Por outro lado, estes códigos, estes textos normativos ou mesmo estas
narrações, estas canções, estas gravuras, que propõem formas de procedimentos
nem sempre se deixam decifrar facilmente: quem pode assegurar que, nos poemas
dos séculos XII e XIII, ao celebrarem o amor a que chamamos cortês, não se
esconde um outro rosto, o verdadeiro, o masculino, por detrás do rosto da dama cantada?
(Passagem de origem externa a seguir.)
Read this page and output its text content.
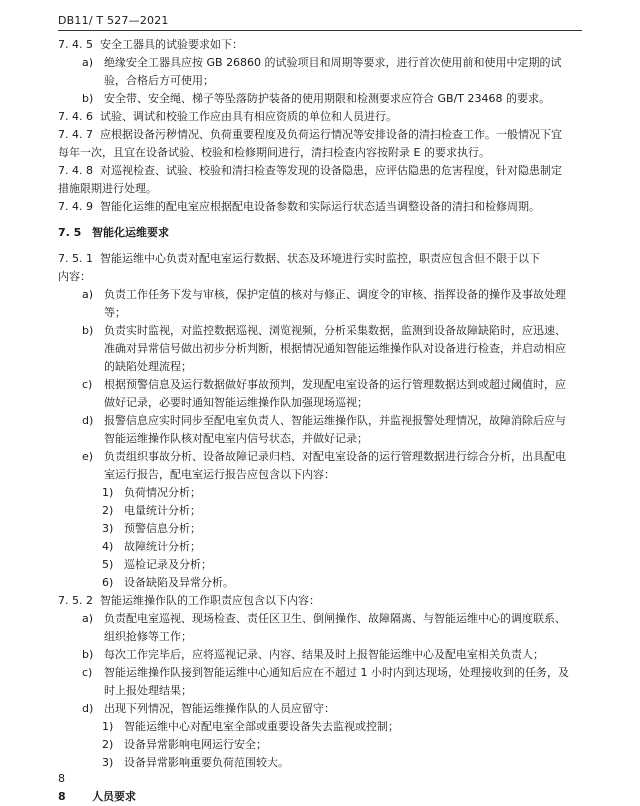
DB11/ T 527—2021
7. 4. 5 安全工器具的试验要求如下：
a) 绝缘安全工器具应按 GB 26860 的试验项目和周期等要求，进行首次使用前和使用中定期的试
验，合格后方可使用；
b) 安全带、安全绳、梯子等坠落防护装备的使用期限和检测要求应符合 GB/T 23468 的要求。
7. 4. 6 试验、调试和校验工作应由具有相应资质的单位和人员进行。
7. 4. 7 应根据设备污秽情况、负荷重要程度及负荷运行情况等安排设备的清扫检查工作。一般情况下宜
每年一次，且宜在设备试验、校验和检修期间进行，清扫检查内容按附录 E 的要求执行。
7. 4. 8 对巡视检查、试验、校验和清扫检查等发现的设备隐患，应评估隐患的危害程度，针对隐患制定
措施限期进行处理。
7. 4. 9 智能化运维的配电室应根据配电设备参数和实际运行状态适当调整设备的清扫和检修周期。
7. 5 智能化运维要求
7. 5. 1 智能运维中心负责对配电室运行数据、状态及环境进行实时监控，职责应包含但不限于以下
内容：
a) 负责工作任务下发与审核，保护定值的核对与修正、调度令的审核、指挥设备的操作及事故处理
等；
b) 负责实时监视，对监控数据巡视、浏览视频，分析采集数据，监测到设备故障缺陷时，应迅速、
准确对异常信号做出初步分析判断，根据情况通知智能运维操作队对设备进行检查，并启动相应
的缺陷处理流程；
c) 根据预警信息及运行数据做好事故预判，发现配电室设备的运行管理数据达到或超过阈值时，应
做好记录，必要时通知智能运维操作队加强现场巡视；
d) 报警信息应实时同步至配电室负责人、智能运维操作队，并监视报警处理情况，故障消除后应与
智能运维操作队核对配电室内信号状态，并做好记录；
e) 负责组织事故分析、设备故障记录归档、对配电室设备的运行管理数据进行综合分析，出具配电
室运行报告，配电室运行报告应包含以下内容：
1) 负荷情况分析；
2) 电量统计分析；
3) 预警信息分析；
4) 故障统计分析；
5) 巡检记录及分析；
6) 设备缺陷及异常分析。
7. 5. 2 智能运维操作队的工作职责应包含以下内容：
a) 负责配电室巡视、现场检查、责任区卫生、倒闸操作、故障隔离、与智能运维中心的调度联系、
组织抢修等工作；
b) 每次工作完毕后，应将巡视记录、内容、结果及时上报智能运维中心及配电室相关负责人；
c) 智能运维操作队接到智能运维中心通知后应在不超过 1 小时内到达现场，处理接收到的任务，及
时上报处理结果；
d) 出现下列情况，智能运维操作队的人员应留守：
1) 智能运维中心对配电室全部或重要设备失去监视或控制；
2) 设备异常影响电网运行安全；
3) 设备异常影响重要负荷范围较大。
8 人员要求
8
Por último, o mais árduo continua a ser, sem dúvida, interpretar os
raros vestígios, perceber os lentos movimentos que adivinhamos poderem
adulterar profundamente uma formação moral que só conhecemos superficialmente e
que, de tempos a tempos, a levam a modificar-se por completo. Sou tentado a
seguir Paul Veyne, pensando, tal como ele, que estes movimentos correm o perigo
de ficar por explicar. Estou convencido, em todo o caso, de que seria demasiado
simples procurar as causas, ontem ou hoje, nos fluxos e refluxos do
cristianismo.
O Amor em liberdade. A regra do jogo. Tudo começa na Babilónia
Tal como as necessidades vitais e os rituais do comer e do beber, o
amor e a sexualidade que lhes está subjacente estão inseridos na nossa natureza
mais profunda e primária. Cada cultura guardou-lhe, forçosamente, um lugar
privilegiado no seu sistema, apresentando-os à sua maneira. Por isso, da mesma
forma que não sabemos como os nossos antepassados da Pré-História
confeccionavam os seus alimentos, não saberemos como faziam e sobretudo como
apreciavam o amor: as imagens que nos deixaram sobre o amor são ambíguas e difíceis
de interpretar. Só um documento escrito nos poderia oferecer um conhecimento
circunstanciado e sem rodeios. Como o Antigo Egipto, a Mesopotâmia é o país que
mais cedo conheceu e utilizou a escrita, tendo-nos deixado, entre o ano 3000
a.C. e os primórdios da nossa era, um monumental amontoado de documentos, algo
como meio milhão de tábuas, que abrangem todos os géneros literários, desde os pormenores mais minuciosos do
quotidiano até às criações de uma imaginação desenfreada. Seria uma verdadeira
surpresa se, no meio de toda esta confusão, profusamente estudada pelos
assiriólogos durante um longo século, não encontrássemos, entre outros
tesouros, algum elemento que nos desse a ideia da vida sexual e amorosa dos
muito antigos habitantes de um país onde nasceu, na viragem do IV para o III
milénio, a primeira grande civilização realmente digna deste nome, complexa e
requintada em todos os sectores da sua existência.
Tabus...
Se é verdade que os Mesopotâmios ignoravam muitos dos nossos tabus
relativos ao sexo e ao comportamento sexual, pelo menos, ao contrário dos
nossos contemporâneos, não gostavam de dar um valor exagerado, pelo menos por
escrito, às suas preocupações, capacidades e proezas neste domínio. Eram
atitudes tão naturais que não mereciam demasiada atenção. Mesmo na
correspondência, a parte mais personalizada da sua literatura, parece terem
guardado algum pudor no que respeita aos seus sentimentos mais íntimos, não
encontramos a menor declaração de amor, nem mesmo de efusão de sentimentos ou de
ternura. Semelhantes movimentos do coração só raramente aparecem à luz do dia e
são mais frequentemente sugeridos do que exprimidos. É o que acontece na
missiva em que a rainha de Mari, cerca de 1780 a.C., desejava que o
seu marido, em campanha, voltasse o mais depressa possível ao lar, tranquilo e satisfeito, convidando-o a
trazer a veste de lã que lhe havia preparado e que lhe enviava pelo mesmo
correio. Ou no bilhete desesperado de uma jovem mulher, mais ou menos da mesma época,
que anuncia ao seu marido a morte, aos sete meses de gravidez, do bebé que
trazia no ventre, assim como o seu medo
de morrer de doença ou de desgosto, abandonada por todos, longe do esposo que
tão ardentemente desejava voltar a ver. Assim, não é de esperar que, no meio do
seu património literário, possamos surpreender algo que o amor, sentimento,
paixão ou simples divertimento, possa ter desencadeado, quer se trate de
experiências, aventuras ou dramas pessoais». In Georges Duby, Jean Bottéro, Amour
et Sexualité on Occident, Société d’Éditions Scientifiques, Paris, 1991, Amor e
Sexualidade no Ocidente, Terramar, Lisboa, 1998, ISBN 972-710-053-8.